UNITED STATES—After completing my undergraduate degree in 2008/2009, I had it made up in my mind that was it for me when it came to my college education. I didn’t want to pursue it any further. Why? Not only was it the costs, but the idea of being in a classroom didn’t excite me people. However, I consider the prospect in 2016 that took me back to college, this time in graduate school to purse my Master’s Degree in Sociology.
Don’t ask people, because when you’re an undergraduate you dabble with a lot of various programs. I have a BA in English, a BA in Film Studies and a BA in Psychology, but the pursuit of a Sociology degree always excited me. Why? I was always intrigued with the social sciences, in particular psychology as I wanted to understand more about the brain and how it operates. Let’s just say the brain is perhaps the most complicated organ in the body and it excited me to the core when I took Abnormal Psychology.
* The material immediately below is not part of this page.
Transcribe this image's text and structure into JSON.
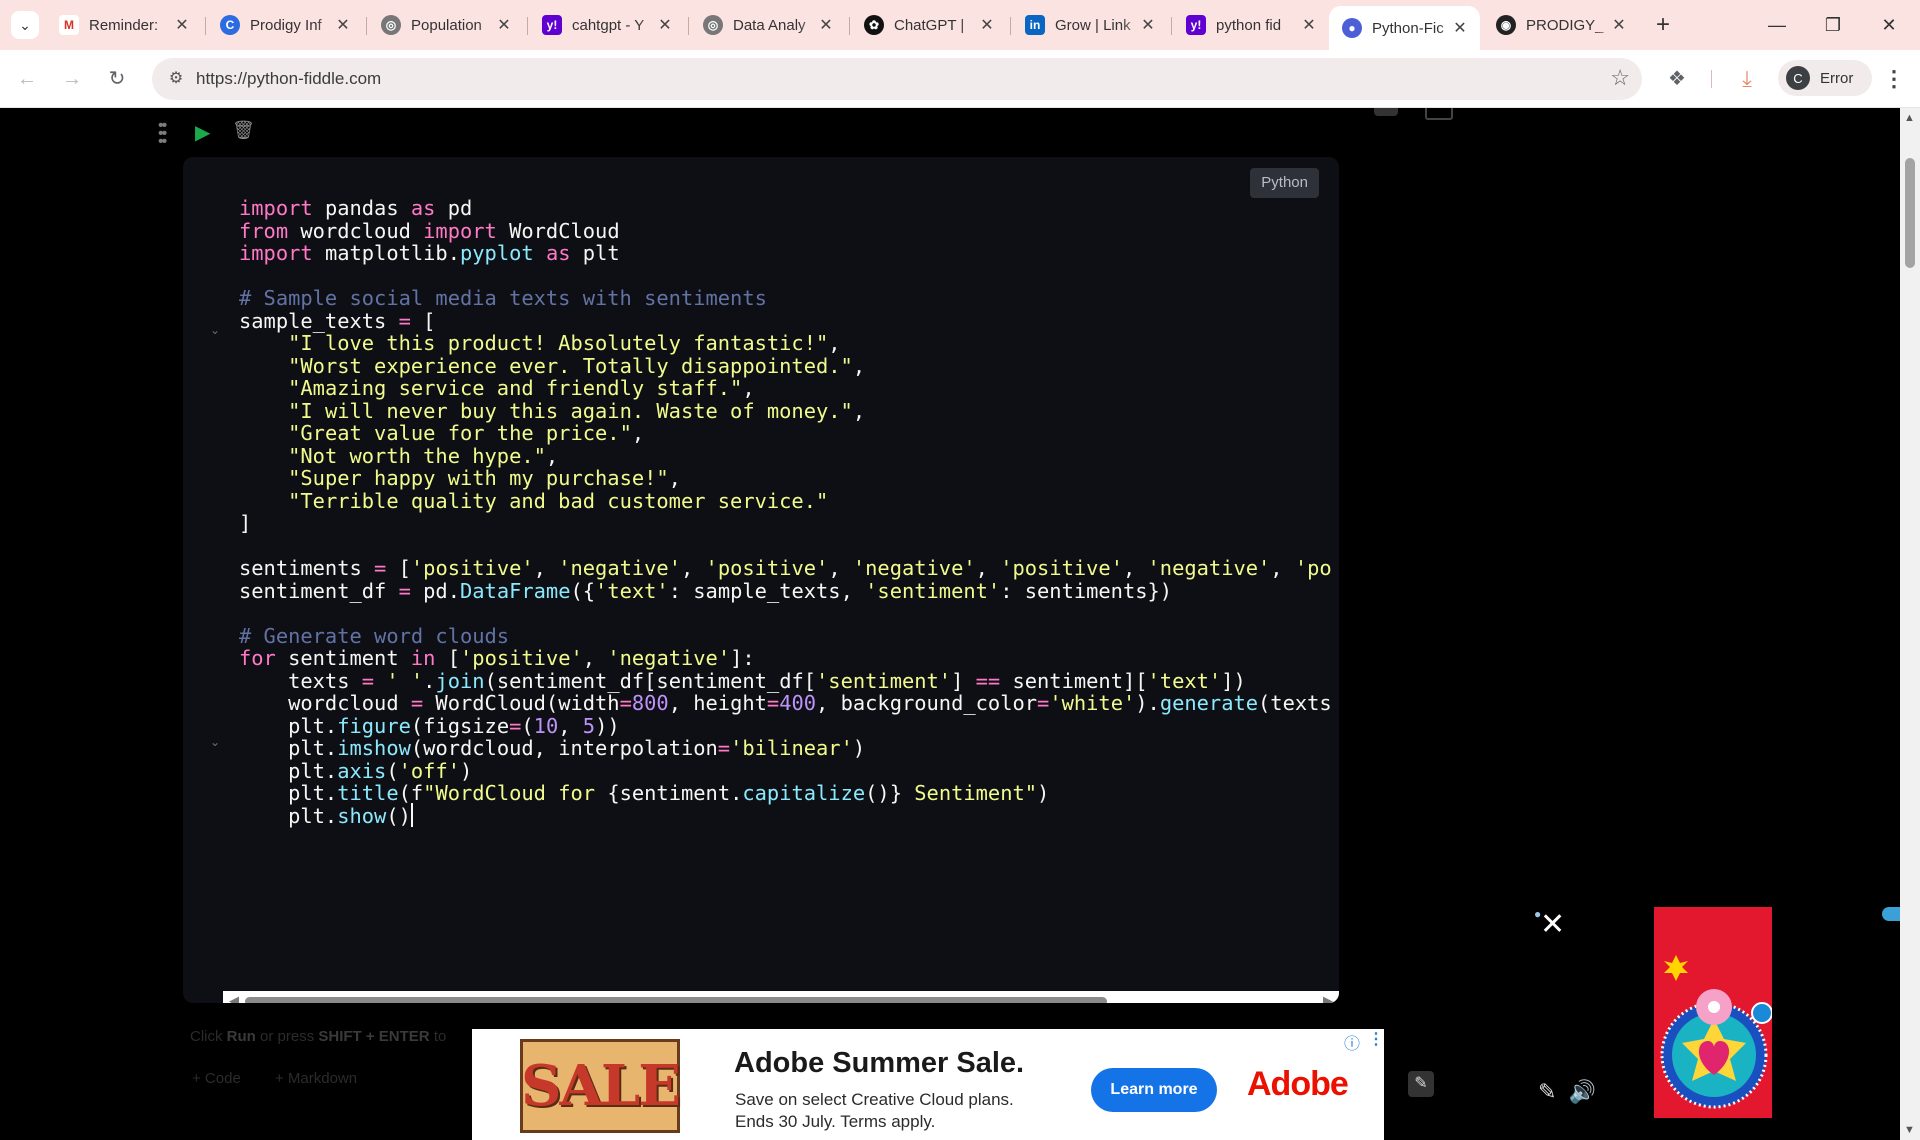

However, I also took some Sociology courses as an undergraduate that peaked my interest and I always found it interesting to see how that study is applied to everyday life and it impacts the choices and behaviors we interact with people. With that said I applied to the graduate program at my Alma Mater and got accepted. However, you soon discover that a graduate degree is a bit daunting, it is not that easy. The courses are far superior, the classes are so small there is nowhere to hide, the professors are quite blunt, the study load is gargantuan and the homework or work (depending on what you consider work) is brutal. Oh, the grading scale for the professors is heightened.
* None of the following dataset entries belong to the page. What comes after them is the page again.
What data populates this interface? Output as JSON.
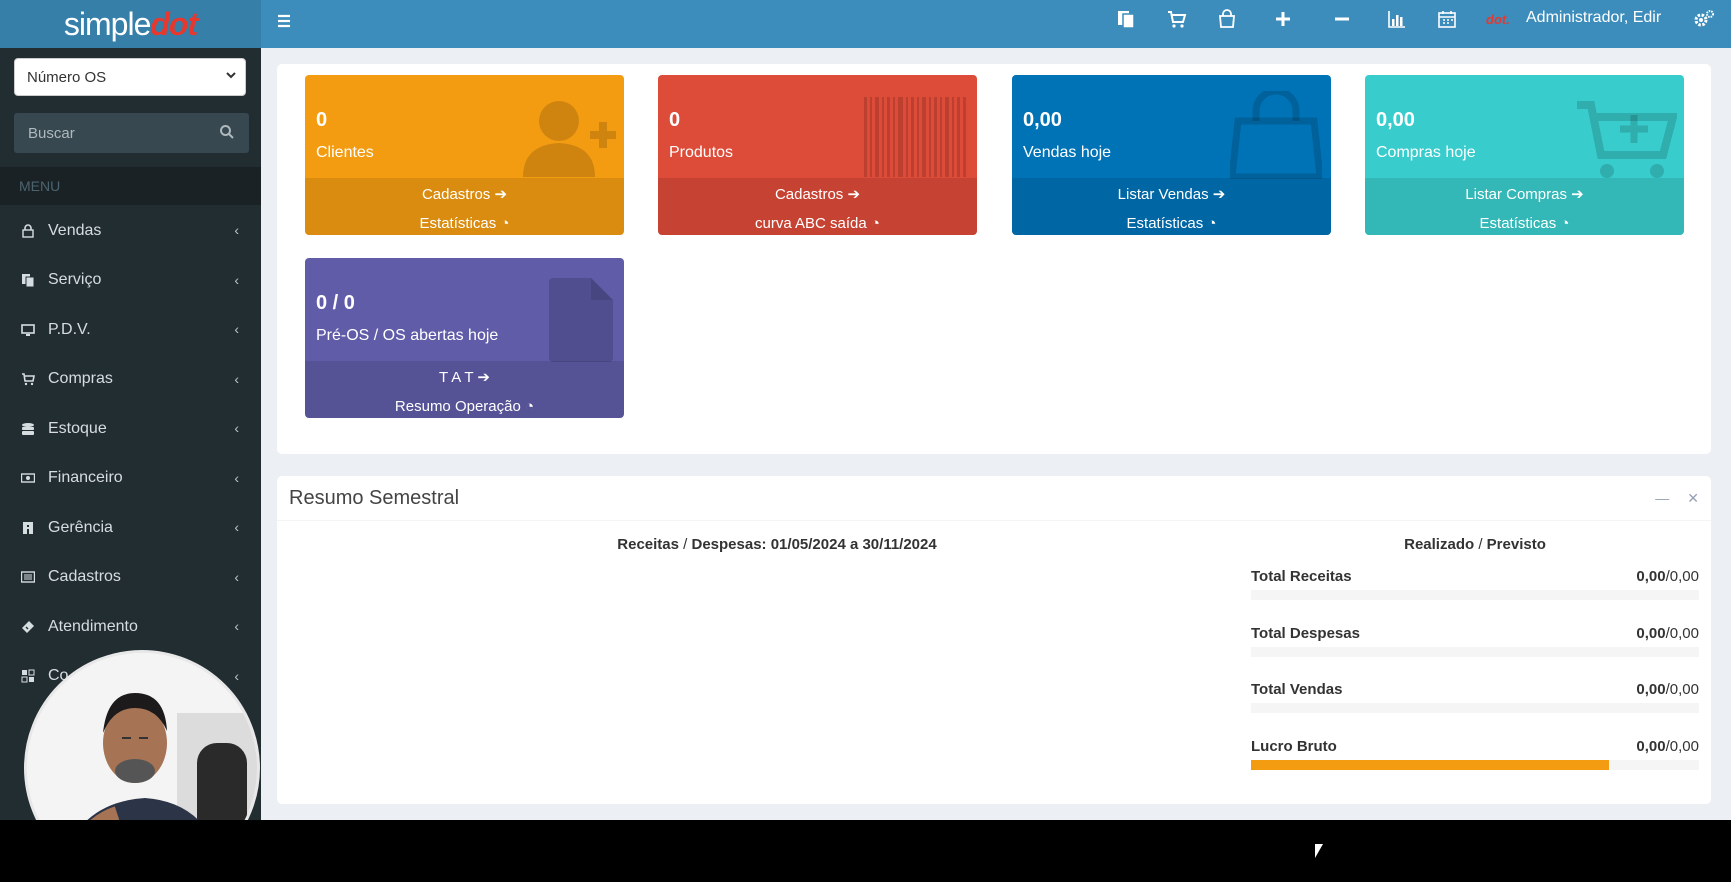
{
  "logo": {
    "simple": "simple",
    "dot": "dot"
  },
  "sidebar": {
    "select_value": "Número OS",
    "search_placeholder": "Buscar",
    "menu_header": "MENU",
    "items": [
      {
        "label": "Vendas",
        "icon": "lock-icon"
      },
      {
        "label": "Serviço",
        "icon": "copy-icon"
      },
      {
        "label": "P.D.V.",
        "icon": "desktop-icon"
      },
      {
        "label": "Compras",
        "icon": "cart-icon"
      },
      {
        "label": "Estoque",
        "icon": "database-icon"
      },
      {
        "label": "Financeiro",
        "icon": "money-icon"
      },
      {
        "label": "Gerência",
        "icon": "building-icon"
      },
      {
        "label": "Cadastros",
        "icon": "list-icon"
      },
      {
        "label": "Atendimento",
        "icon": "ticket-icon"
      },
      {
        "label": "Co",
        "icon": "grid-icon"
      }
    ]
  },
  "topbar": {
    "user": "Administrador, Edir",
    "user_tag": "dot."
  },
  "tiles": [
    {
      "value": "0",
      "label": "Clientes",
      "link1": "Cadastros",
      "link2": "Estatísticas",
      "color": "#f39c12"
    },
    {
      "value": "0",
      "label": "Produtos",
      "link1": "Cadastros",
      "link2": "curva ABC saída",
      "color": "#dd4b39"
    },
    {
      "value": "0,00",
      "label": "Vendas hoje",
      "link1": "Listar Vendas",
      "link2": "Estatísticas",
      "color": "#0073b7"
    },
    {
      "value": "0,00",
      "label": "Compras hoje",
      "link1": "Listar Compras",
      "link2": "Estatísticas",
      "color": "#39cccc"
    },
    {
      "value": "0 / 0",
      "label": "Pré-OS / OS abertas hoje",
      "link1": "T A T",
      "link2": "Resumo Operação",
      "color": "#605ca8"
    }
  ],
  "resumo": {
    "title": "Resumo Semestral",
    "chart_title_a": "Receitas",
    "chart_title_b": " / ",
    "chart_title_c": "Despesas: 01/05/2024 a 30/11/2024",
    "panel_title_a": "Realizado",
    "panel_title_b": " / ",
    "panel_title_c": "Previsto",
    "rows": [
      {
        "name": "Total Receitas",
        "realizado": "0,00",
        "previsto": "/0,00",
        "fill": 0,
        "color": "#3c8dbc"
      },
      {
        "name": "Total Despesas",
        "realizado": "0,00",
        "previsto": "/0,00",
        "fill": 0,
        "color": "#dd4b39"
      },
      {
        "name": "Total Vendas",
        "realizado": "0,00",
        "previsto": "/0,00",
        "fill": 0,
        "color": "#00a65a"
      },
      {
        "name": "Lucro Bruto",
        "realizado": "0,00",
        "previsto": "/0,00",
        "fill": 0.8,
        "color": "#f39c12"
      }
    ]
  }
}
It wasn’t so much an adjustment to taking graduate courses that were difficult for me; it was so much a focus on sitting in a classroom for 3 to 4 hours and literally having a seminar about certain topics depending on your course of study. I would not call the seminar courses debates, but extended dialogues and these dialogues were super long. Chatting about a particular topic from a reading for 3 hours is exhausting, and you can’t play like you don’t care because the professor is going to call you out.
I wasn’t a massive talker in any of my courses as an undergraduate and I wasn’t that much as a graduate student, but I did open myself to talking more and more in the classroom. Why? Participation is a massive element when it comes to your grading. Think 20 to 25 percent of your overall grade. Now this isn’t to say that I was raising my hand quick as hell every time the professor threw out a question, but I did engage more. You can say after a bit of work experience my confidence level grew and expanded when it came to talking in the classroom.
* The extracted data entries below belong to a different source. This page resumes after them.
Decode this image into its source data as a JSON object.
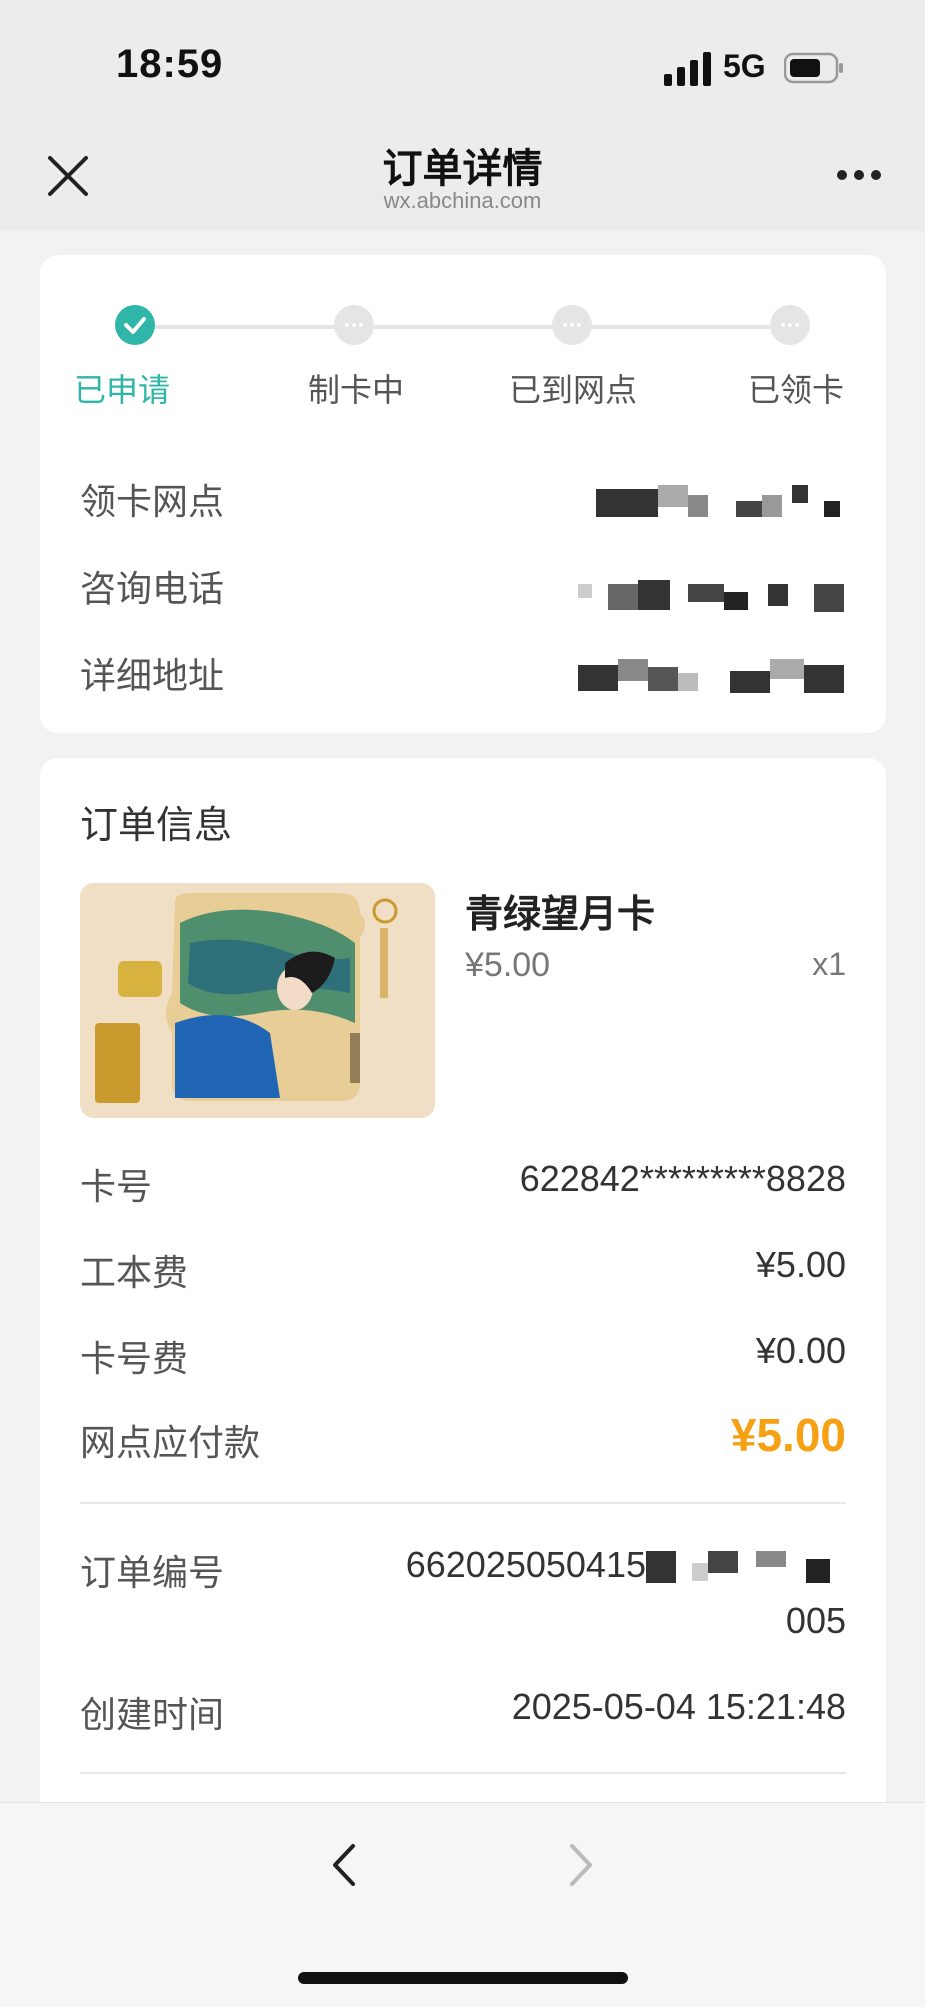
{
  "status_bar": {
    "time": "18:59",
    "network": "5G"
  },
  "header": {
    "title": "订单详情",
    "domain": "wx.abchina.com"
  },
  "progress": {
    "steps": [
      "已申请",
      "制卡中",
      "已到网点",
      "已领卡"
    ],
    "current_index": 0
  },
  "branch_info": {
    "pickup_branch_label": "领卡网点",
    "phone_label": "咨询电话",
    "address_label": "详细地址"
  },
  "order": {
    "section_title": "订单信息",
    "product_name": "青绿望月卡",
    "product_price": "¥5.00",
    "quantity": "x1",
    "card_number_label": "卡号",
    "card_number": "622842*********8828",
    "cost_fee_label": "工本费",
    "cost_fee": "¥5.00",
    "number_fee_label": "卡号费",
    "number_fee": "¥0.00",
    "payable_label": "网点应付款",
    "payable": "¥5.00",
    "order_no_label": "订单编号",
    "order_no_visible": "662025050415",
    "order_no_suffix": "005",
    "created_label": "创建时间",
    "created_time": "2025-05-04 15:21:48"
  },
  "colors": {
    "accent": "#2fb6a8",
    "price": "#f6a013"
  }
}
The other gripe is the course load was so intense. You’re really only going to class like once a week, but the time you’re in class is so long that a ton of material has to be covered during that time frame. So you’re talking easily 100 to 200 pages if not more of readings per week. You decipher the material while in class; then there are essays and projects on those readings. Rather it’s a group presentation in class, a solo presentation or defending an argument assigned to you, the notion of public speaking becomes more and more seasoned as I call it.
The difficult thing for me as I pursued my graduate degree was focusing on my dissertation. I had to find a subject matter that I felt I could chat about for a period of time. I am a writer; it is my God given talent as some people would call it. However, it is easier to write when you are writing about something you like. When you tackle a topic or a subject that you’re not that enthusiastic about, not that easy people and that was a challenge for me. It was something I struggled with majorly for like the first 12 months into my program. It got progressively better, but it was not easy as my thesis was the culmination of all my studies people.
A thesis vs. dissertation; they are different people, but have some overlap when it comes to higher education. A thesis involves research and a scholarly paper that ranges 40 to 80 typed pages. A dissertation is pursued for a doctoral degree and it is even longer, more in depth and more analytical. Take what you know and double it.
Yeah, the longest critical essay I ever wrote before graduate school was maybe 10-12 pages. So think about having to do another 30 pages. Yeah, that’s a lot, its intense, it’s stressful, but the challenge can be fun because it shows what you’re capable of. The notion of tackling homeless was something intriguing for me so that was the focus of my thesis and the research done was eye-opening, scary and an opportunity to learn more about myself and others. Then you take on the notion of defending your thesis to members of the faculty, those who are tenured and have quite a bit of seniority is scary as hell.
If you think you’re prepared or have your A-game, after a Q/A you quickly learn there is plenty of work that you have to do and they can be brutal. The most confident student can be ripped to shreds in a matter of minutes and you might shed a few tears, but the tears are good because it helps you pick yourself back up and fine tune your thesis so it’s a polished piece of work that is top tier.
There is something I haven’t talked about when it comes to graduate school: the cost. If you thought an undergraduate degree was costly, why don’t you double or triple that cost to earn a graduate degree. Yeah, one class alone can cost thousands of dollars or worse, it can put you in financial ruin to earn a graduate degree with the amount of money you take out for student loans. If you’re able to work an actual job to cut costs it helps, and then you also have the opportunity to teach as a graduate student to curb costs, but even the money you earn there is almost like teaching to pay for school, you’re not left with a ton to play with.
So graduate school requires a massive amount of commitment and discipline because the workload is heavier than before and if you wait till the last minute it will have ripple effects. Let it be known, it was a tough 2-3 years, but in the end I managed to accomplish it, but the question lingers would the MA be the last degree in my portfolio or would a Doctorate Degree be in my future.